A2 遠隔コミュニケーション支援
A2-1
遠隔操作ロボットを使ったコミュニケーション
部・学年
小学部5年
障がい種
自閉スペクトラム症 ADHD 適応障がい
指導場面
原籍校で保健室からの授業参加及び授業後の級友との交流
活動内容
保健室から分身ロボットOriHimeとiPadを使って、授業に参加する
使用機器類等
OriHime、iPad(OriHime用、遠隔操作用)
具体的な活用の様子
教室での学習に抵抗感が強いため、分身ロボットOriHimeを使って授業に参加することとした。本人は保健室から授業に参加した。
授業中では、OriHimeを通して声を出すことにも抵抗感があったため、ジェスチャーでのコミュニケーションとなった。授業後の休み時間には教室の級友とOriHimeを通してジェスチャーでのコミュニケーションをとった。
級友がOriHimeの操作に興味をもったため、3人の級友が本生のいる保健室に行き、一緒にOriHimeを操作して遊ぶ様子も見られた。
取り組みの成果
OriHimeを使った授業参加を2回行った。そのことがきっかけで、定期的に休み時間に、級友と一緒に過ごす姿が見られた。
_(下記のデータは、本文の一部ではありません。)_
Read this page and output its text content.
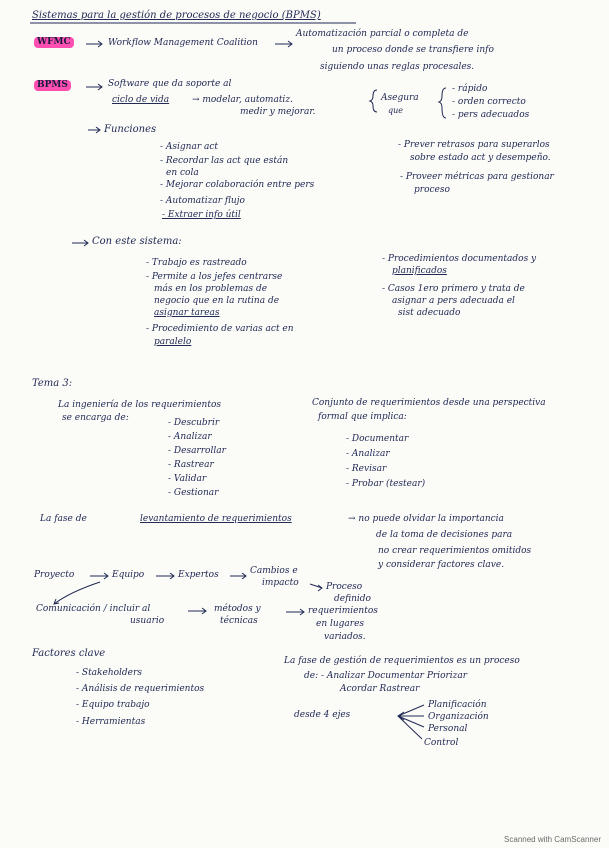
Sistemas para la gestión de procesos de negocio (BPMS)
WFMC	Workflow Management Coalition
Automatización parcial o completa de
un proceso donde se transfiere info
siguiendo unas reglas procesales.
BPMS	Software que da soporte al
ciclo de vida	→ modelar, automatiz.
medir y mejorar.
Asegura
que
- rápido
- orden correcto
- pers adecuados
Funciones
- Asignar act
- Recordar las act que están
en cola
- Mejorar colaboración entre pers
- Automatizar flujo
- Extraer info útil
- Prever retrasos para superarlos
sobre estado act y desempeño.
- Proveer métricas para gestionar
proceso
Con este sistema:
- Trabajo es rastreado
- Permite a los jefes centrarse
más en los problemas de
negocio que en la rutina de
asignar tareas
- Procedimiento de varias act en
paralelo
- Procedimientos documentados y
planificados
- Casos 1ero primero y trata de
asignar a pers adecuada el
sist adecuado
Tema 3:
La ingeniería de los requerimientos
se encarga de:	- Descubrir
- Analizar
- Desarrollar
- Rastrear
- Validar
- Gestionar
Conjunto de requerimientos desde una perspectiva
formal que implica:
- Documentar
- Analizar
- Revisar
- Probar (testear)
La fase de	levantamiento de requerimientos	→ no puede olvidar la importancia
de la toma de decisiones para
no crear requerimientos omitidos
y considerar factores clave.
Proyecto	Equipo	Expertos	Cambios e
impacto	Proceso
definido
Comunicación / incluir al
usuario
métodos y
técnicas
requerimientos
en lugares
variados.
Factores clave
- Stakeholders
- Análisis de requerimientos
- Equipo trabajo
- Herramientas
La fase de gestión de requerimientos es un proceso
de: - Analizar Documentar Priorizar
Acordar Rastrear
desde 4 ejes
Planificación
Organización
Personal
Control
Scanned with CamScanner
その際にはOriHimeなどのICT機器がなくても級友と対面で関わる姿が見られ、学校職員の付き添いのもと、休み時間に9回登校することができた。
実際の写真
A2-2
遠隔操作ロボットを使った交流学習
部・学年
高等部1〜3年
障がい種
知的障がい 等
指導場面
交流学習
活動内容
近隣高等学校とのOriHimeを使った文化祭リモート交流
使用機器等
iPad、OriHime、アプリ「ZOOM」「OriHimeBizコントローラー」
具体的な活用の様子
最初は教室内でOriHimeを体験した。2手に分かれて、話したりリアクションしたりした。コントローラーアプリの操作が簡単だったので、接続してあれば大きなタイムラグなく返事をしたりリアクションしたりできた。集音マイクも小さいながらも周りの複数の友だちの声を聞くことができ、生徒たちも、「ざわざわ感あるね〜」 などと、人々の中にいる様子が音を通して伝わってくることを口々に話していた。
実際の交流と同じ時刻、同じ場所でのリハーサルを2回の計画で行う。
1回目;本校生徒会長が自宅からOriHimeを操作する。また、担任が自宅からZOOMの接続を試みる、という内容。
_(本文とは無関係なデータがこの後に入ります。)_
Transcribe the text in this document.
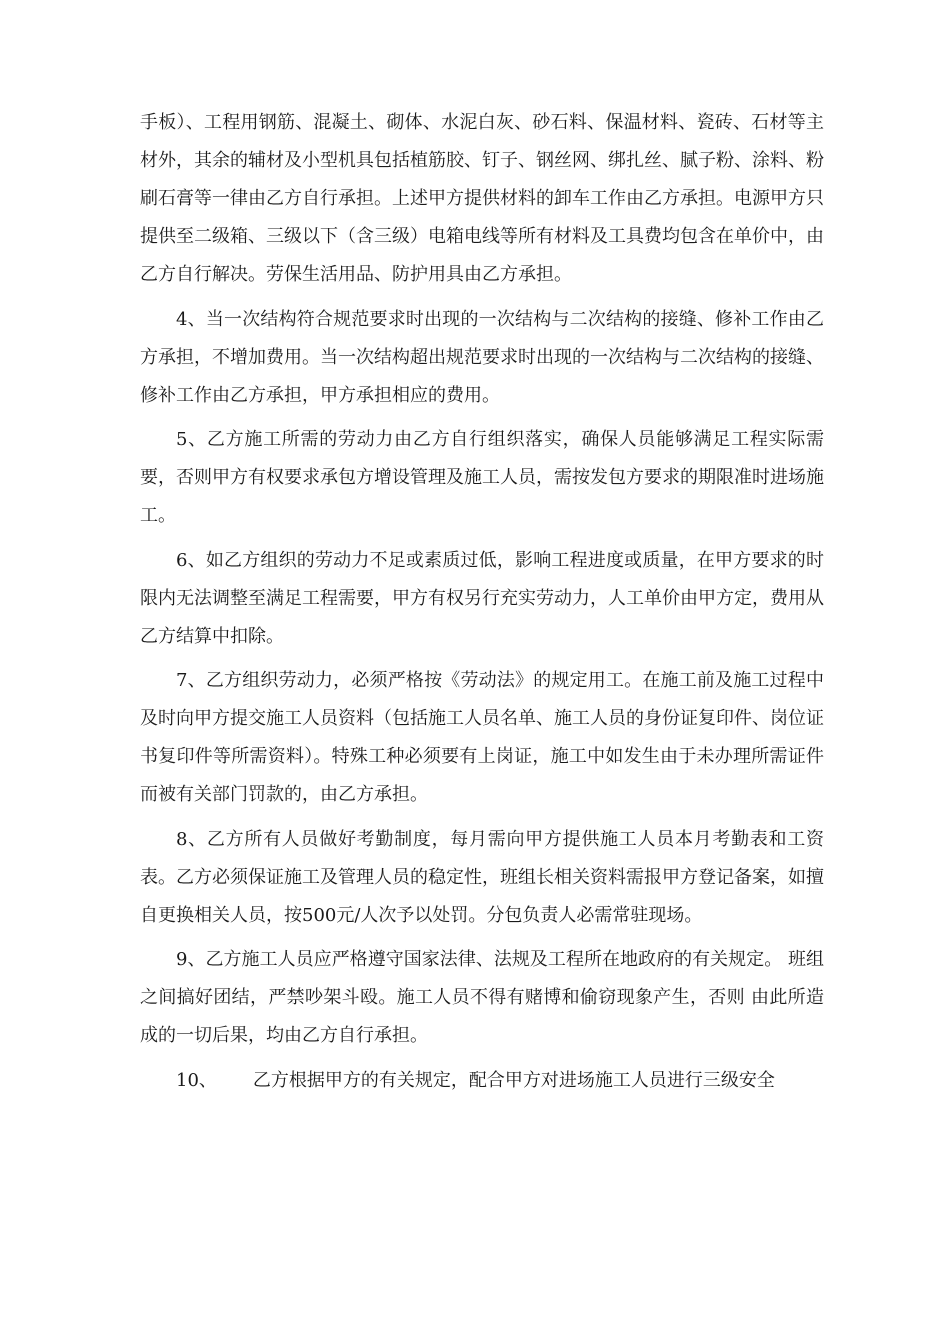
手板）、工程用钢筋、混凝土、砌体、水泥白灰、砂石料、保温材料、瓷砖、石材等主材外，其余的辅材及小型机具包括植筋胶、钉子、钢丝网、绑扎丝、腻子粉、涂料、粉刷石膏等一律由乙方自行承担。上述甲方提供材料的卸车工作由乙方承担。电源甲方只提供至二级箱、三级以下（含三级）电箱电线等所有材料及工具费均包含在单价中，由乙方自行解决。劳保生活用品、防护用具由乙方承担。

4、当一次结构符合规范要求时出现的一次结构与二次结构的接缝、修补工作由乙方承担，不增加费用。当一次结构超出规范要求时出现的一次结构与二次结构的接缝、修补工作由乙方承担，甲方承担相应的费用。

5、乙方施工所需的劳动力由乙方自行组织落实，确保人员能够满足工程实际需要，否则甲方有权要求承包方增设管理及施工人员，需按发包方要求的期限准时进场施工。

6、如乙方组织的劳动力不足或素质过低，影响工程进度或质量，在甲方要求的时限内无法调整至满足工程需要，甲方有权另行充实劳动力，人工单价由甲方定，费用从乙方结算中扣除。

7、乙方组织劳动力，必须严格按《劳动法》的规定用工。在施工前及施工过程中及时向甲方提交施工人员资料（包括施工人员名单、施工人员的身份证复印件、岗位证书复印件等所需资料）。特殊工种必须要有上岗证，施工中如发生由于未办理所需证件而被有关部门罚款的，由乙方承担。

8、乙方所有人员做好考勤制度，每月需向甲方提供施工人员本月考勤表和工资表。乙方必须保证施工及管理人员的稳定性，班组长相关资料需报甲方登记备案，如擅自更换相关人员，按500元/人次予以处罚。分包负责人必需常驻现场。

9、乙方施工人员应严格遵守国家法律、法规及工程所在地政府的有关规定。 班组之间搞好团结，严禁吵架斗殴。施工人员不得有赌博和偷窃现象产生，否则 由此所造成的一切后果，均由乙方自行承担。

10、 乙方根据甲方的有关规定，配合甲方对进场施工人员进行三级安全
2回目;OriHimeからの見え方に配慮した文化祭の見学計画をたてる。文化祭では、ZOOMとOriHimeで交流。すれ違う高校生から声をかけられたり、賑わっている様子や高校ならではの催し物、展示を見たりして、どんどん質問や会話が生まれ、盛り上がった。保護者からも好評であった。
取り組みの成果
様々な学級でOriHimeを体験してもらった。操作に慣れることはもちろんだが、生徒の様子や発言から、OriHimeがいることでどのような効果があるのかを見ることができた。
リモートや遠隔操作のリハーサルの重要さを改めて感じた。またオンラインでの交流にかかわって複数の手段を予備的に用意しておくこと、経験しておくことも必要であると思った。今回も、同じ県立学校であるのでclassroomへの変更でもよかったのだが、一般的にはZOOMやTeamsが使われていることを考えると、classroom以外の経験を卒業前にする必要があると思った。
コロナ禍で「工夫すればまた違った活動ができる」「コロナ禍だからこそ、普段では考えもつかないことができる」ということを職員生徒ともに経験できた。更に、高校生にとって、特別支援学校の生徒がロボットを自宅から1人で操作している姿や交わした会話を見たことによって、障がい理解、他者理解の一つの機会となった。